In summary, this population-based cohort study within the ARIC study did not replicate the Hernandez et al¹  finding that carrying the minor allele of 3 THBD SNPs doubles the risk of VTE in African Americans. In fact, in ARIC, the HRs of VTE among carriers of the minor allele were <1. HRs were similar for ARIC white subjects. We verified that a strand-flip did not explain the opposite associations between the 2 studies. In addition, the minor allele frequencies were similar: 0.20 to 0.24 in ARIC African American subjects vs ∼0.15 among the controls of Hernandez et al. ¹ 

Thrombomodulin modulates the procoagulant actions of thrombin and increases the ability of thrombin to activate protein C. Mutations in THBD have been associated with increased risk of arterial thrombosis, but there previously had been little evidence for an association with VTE.¹¹  The expression data of Hernandez et al¹  make a strong case for the minor alleles of the THBD SNPs contributing to the pathogenesis of VTE. Yet, our data suggest their association may be spurious or at least not be generalizable to other African Americans. Moreover, if this gene were important in VTE pathology due to this expression quantitative trait locus signal, then presumably the SNP association with VTE would be present in white subjects as well, which is not supported by our data, nor by the INVENT consortium at a threshold of P < 10⁻⁵.¹²  Likewise, there was no genome-wide association found for these THBD SNPs in previous meta-analyses of VTE in white subjects.^13,14  Of interest, past studies, mostly of white subjects, have thoroughly studied another THBD polymorphism, Ala455Val (c.1418C>T rs1042579), as a candidate for VTE. Although 1 Spanish study reported an association of Ala455Val with VTE,¹⁵  LITE¹⁶  and other prominent studies^17,18  and meta-analyses of VTE in white subjects^13,14  reported no such association. In a Cox proportional hazards model in the ARIC study, we did not observe significant associations between Ala455Val and VTE in either African Americans (0.80 [95% CI: 0.45-1.42] for the A allele) or white subjects (0.89 [95% CI: 0.74-1.08]).

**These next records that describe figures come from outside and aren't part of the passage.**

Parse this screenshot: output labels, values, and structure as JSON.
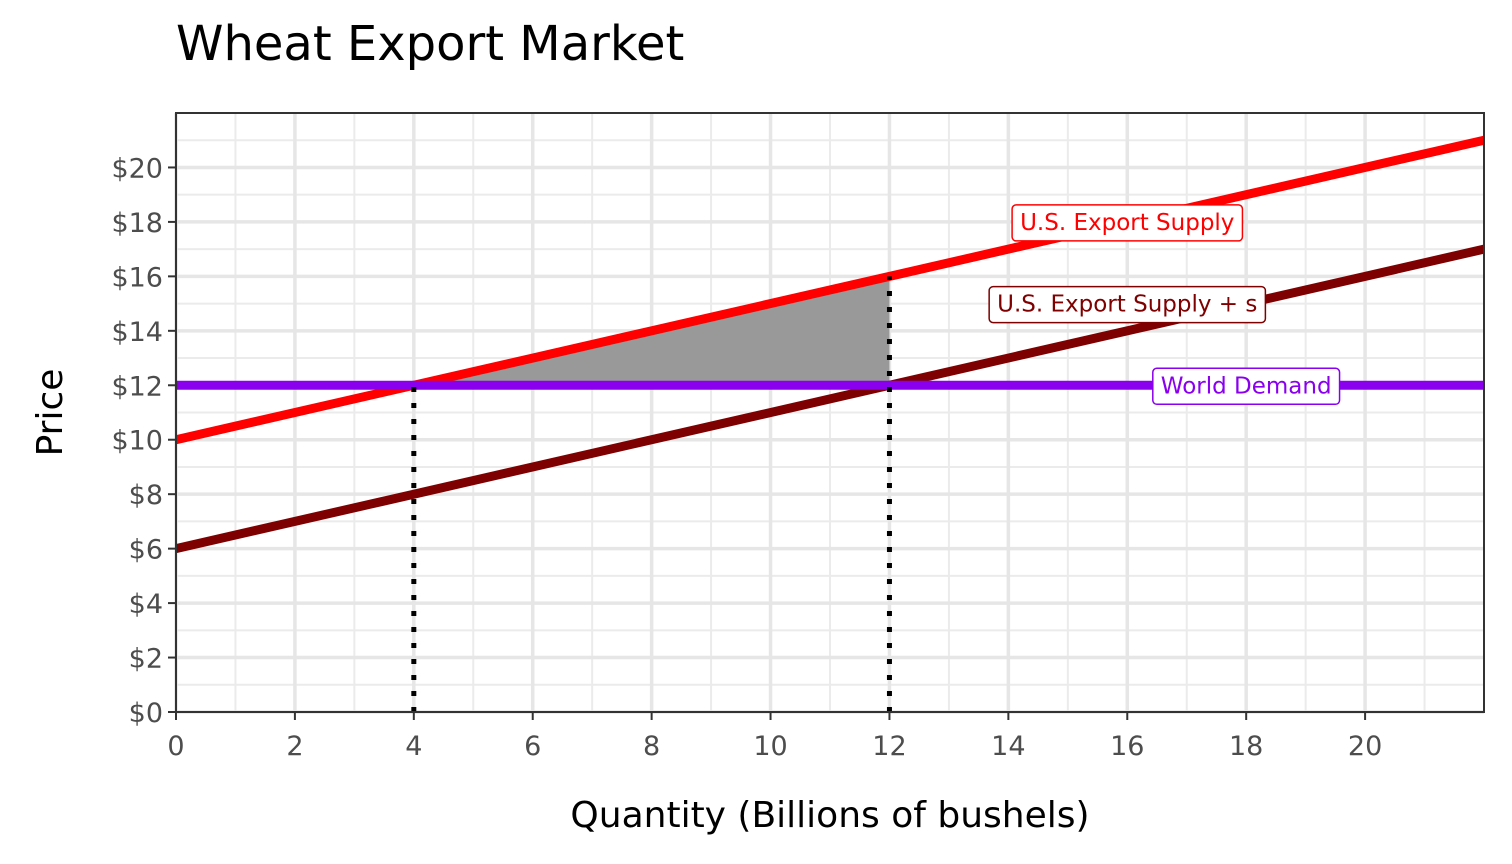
{
  "chart_data": {
    "type": "line",
    "title": "Wheat Export Market",
    "xlabel": "Quantity (Billions of bushels)",
    "ylabel": "Price",
    "xlim": [
      0,
      22
    ],
    "ylim": [
      0,
      22
    ],
    "x_ticks": [
      0,
      2,
      4,
      6,
      8,
      10,
      12,
      14,
      16,
      18,
      20
    ],
    "y_ticks": [
      0,
      2,
      4,
      6,
      8,
      10,
      12,
      14,
      16,
      18,
      20
    ],
    "y_tick_labels": [
      "$0",
      "$2",
      "$4",
      "$6",
      "$8",
      "$10",
      "$12",
      "$14",
      "$16",
      "$18",
      "$20"
    ],
    "grid": true,
    "series": [
      {
        "name": "U.S. Export Supply",
        "color": "#ff0000",
        "x": [
          0,
          22
        ],
        "y": [
          10,
          21
        ]
      },
      {
        "name": "U.S. Export Supply + s",
        "color": "#7f0000",
        "x": [
          0,
          22
        ],
        "y": [
          6,
          17
        ]
      },
      {
        "name": "World Demand",
        "color": "#8a00ee",
        "x": [
          0,
          22
        ],
        "y": [
          12,
          12
        ]
      }
    ],
    "shaded_region": {
      "color": "#999999",
      "points": [
        [
          4,
          12
        ],
        [
          12,
          16
        ],
        [
          12,
          12
        ]
      ]
    },
    "reference_lines": [
      {
        "x": 4,
        "y_from": 0,
        "y_to": 12,
        "style": "dotted"
      },
      {
        "x": 12,
        "y_from": 0,
        "y_to": 16,
        "style": "dotted"
      }
    ],
    "annotations": [
      {
        "text": "U.S. Export Supply",
        "x": 16,
        "y": 18,
        "color": "#ff0000"
      },
      {
        "text": "U.S. Export Supply + s",
        "x": 16,
        "y": 15,
        "color": "#7f0000"
      },
      {
        "text": "World Demand",
        "x": 18,
        "y": 12,
        "color": "#8a00ee"
      }
    ]
  }
}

The Hernandez et al.¹  study was small (146 VTE cases and 432 controls) with 80% of their controls coming from a different study that used a different genotyping platform. In addition to possible batch effects in genotyping, it is well-known that analyzing cases and controls imputed from different arrays introduces nonrandom error that can lead to bias and false positive associations.^19-22  In addition, their replication set of 84 VTEs and 65 controls was quite small and clinic based, not population based, and did not control for possible population stratification by using principal components capturing ancestry. Moreover, the P values for both the discovery (P = 4 × 10⁻⁷) and the replication (P = .02) individually failed to exceed a Bonferroni correction for the number of SNPs analyzed in each phase. Only together did they reach a traditional significance threshold (P < 5 × 10⁻⁸), which means this finding has not yet been replicated.

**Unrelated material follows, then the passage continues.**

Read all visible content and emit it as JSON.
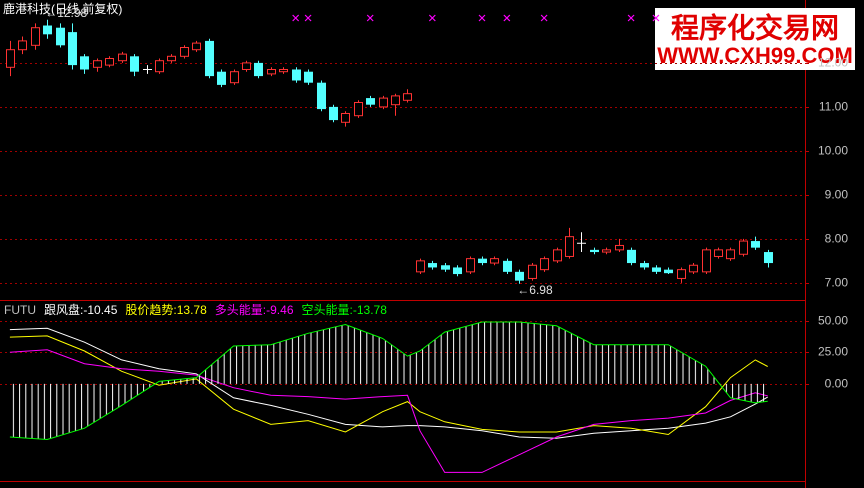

Hernandez et al¹  used a dominant inheritance model to examine the association of THBD variants with VTE. It is possible that their findings reflect the effect of 1 or a few underlying causal variants that are rare and specific to Hernandez et al's population.²³  In that case, a deep sequencing approach might be useful to disentangle the possible contribution of the THBD locus to VTE risk. Replication studies of the genetic association between THBD and VTE in multiple populations are warranted before sequencing efforts should be launched to identify any potential underlying functional variants.